Here are the five things we learnt:
Westminster still doesn’t understand ‘internet politics’
Although every recent election has been touted as the ‘internet election’, our panellists agreed that Westminster has yet to get on top of ‘internet politics’. Their collected experiences read like a spin doctor’s playbook from the days of AOL (ah – a simpler time), with offences ranging from insistent ‘take-down’ requests that misunderstand the permanence of online content, too often comical and occasionally disastrous misappropriations of BuzzFeed for press releases. Westminster’s finest clearly haven’t ‘got’ online politics yet.
The ‘Bubble’ – bigger, but not burst
One of the key selling points of the internet is its supposed ability to broaden the impact of politics and involve more people in debates. While this has been a consequence of the widespread adoption of social media (particularly Twitter) by those in the Westminster Bubble, Isabel Hardman astutely observed the impact of this has been fairly limited. Engagement may have deepened beyond lobby journalists and politicos, but this has done little to engage the wider population. In essence, the Bubble is now bigger, but remains a bubble.
The timings they are a changing
Chris Hope explained the effect that the internet has had on media timing. Only a few brave (and paywalled) souls hang on to late night publication for the morning editions. A story is now much more likely to be broken as soon as the copy is done. Spinners take note. Cole and Ferguson also noted changes in the ‘cadence’ of their site traffic with a bias towards late nights (9pm – midnight sees a big chunk of the traffic). Timing also impacts content itself – consumers of news need their fix quickly. Buzzfeed now grapples with producing content that can load and be consumed between the home and the bus stop.
No more Tuckers
‘Internet politics’ has eroded the old structures of command and control. This was evident in Chris Hope’s observation that advisors in parliament’s gallery often spend PMQs glued to Twitter, rather than watching in person. Westminster spinners shouts of ‘take that down’ have become lost and pressure from SpAds to write a specific line can often result in the opposite being taken.

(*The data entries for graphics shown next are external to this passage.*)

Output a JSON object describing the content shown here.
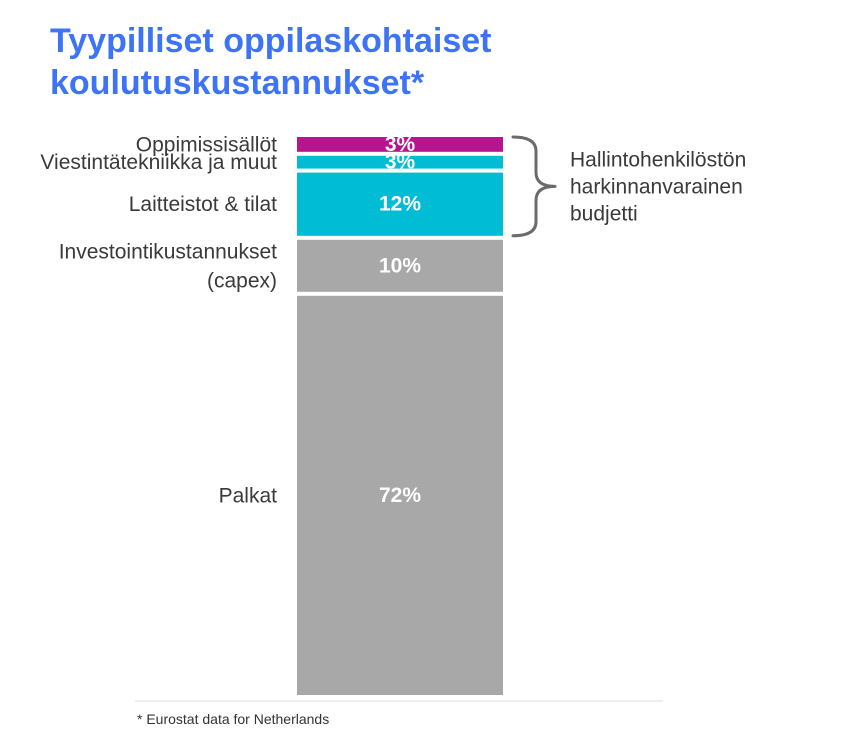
{
  "title": {
    "line1": "Tyypilliset oppilaskohtaiset",
    "line2": "koulutuskustannukset*"
  },
  "footnote": "* Eurostat data for Netherlands",
  "colors": {
    "title": "#3d73f5",
    "magenta": "#b5168f",
    "cyan": "#00bcd4",
    "gray": "#a8a8a8",
    "brace": "#6b6b6b"
  },
  "chart_data": {
    "type": "bar",
    "stacked": true,
    "segments": [
      {
        "category": "Palkat",
        "value": 72,
        "value_label": "72%",
        "color": "#a8a8a8"
      },
      {
        "category": "Investointikustannukset (capex)",
        "category_lines": [
          "Investointikustannukset",
          "(capex)"
        ],
        "value": 10,
        "value_label": "10%",
        "color": "#a8a8a8"
      },
      {
        "category": "Laitteistot & tilat",
        "value": 12,
        "value_label": "12%",
        "color": "#00bcd4"
      },
      {
        "category": "Viestintätekniikka ja muut",
        "value": 3,
        "value_label": "3%",
        "color": "#00bcd4"
      },
      {
        "category": "Oppimissisällöt",
        "value": 3,
        "value_label": "3%",
        "color": "#b5168f"
      }
    ],
    "bracket": {
      "covers": [
        "Laitteistot & tilat",
        "Viestintätekniikka ja muut",
        "Oppimissisällöt"
      ],
      "label_lines": [
        "Hallintohenkilöstön",
        "harkinnanvarainen",
        "budjetti"
      ]
    },
    "ylim": [
      0,
      100
    ],
    "grid": false,
    "legend": "none"
  }
}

Finally, a simple prediction from our panellists – expect the unexpected. Cole espoused the virtues of mobile video for testing politicians, and predicted an apology or resignation due to some off-script-smartphone-captured-gaffery. He also foresaw a larger role for online ‘squirrels’ A.K.A unwelcome distractions (see here) dropped by the enemy to draw focus from announcements, such as Labour’s recent Owl policy – accidental or clever? Hope also warned of a flood of the latest fad, the selfie, so let’s bid a fond farewell to gravitas as we wave in the ‘selfie election’.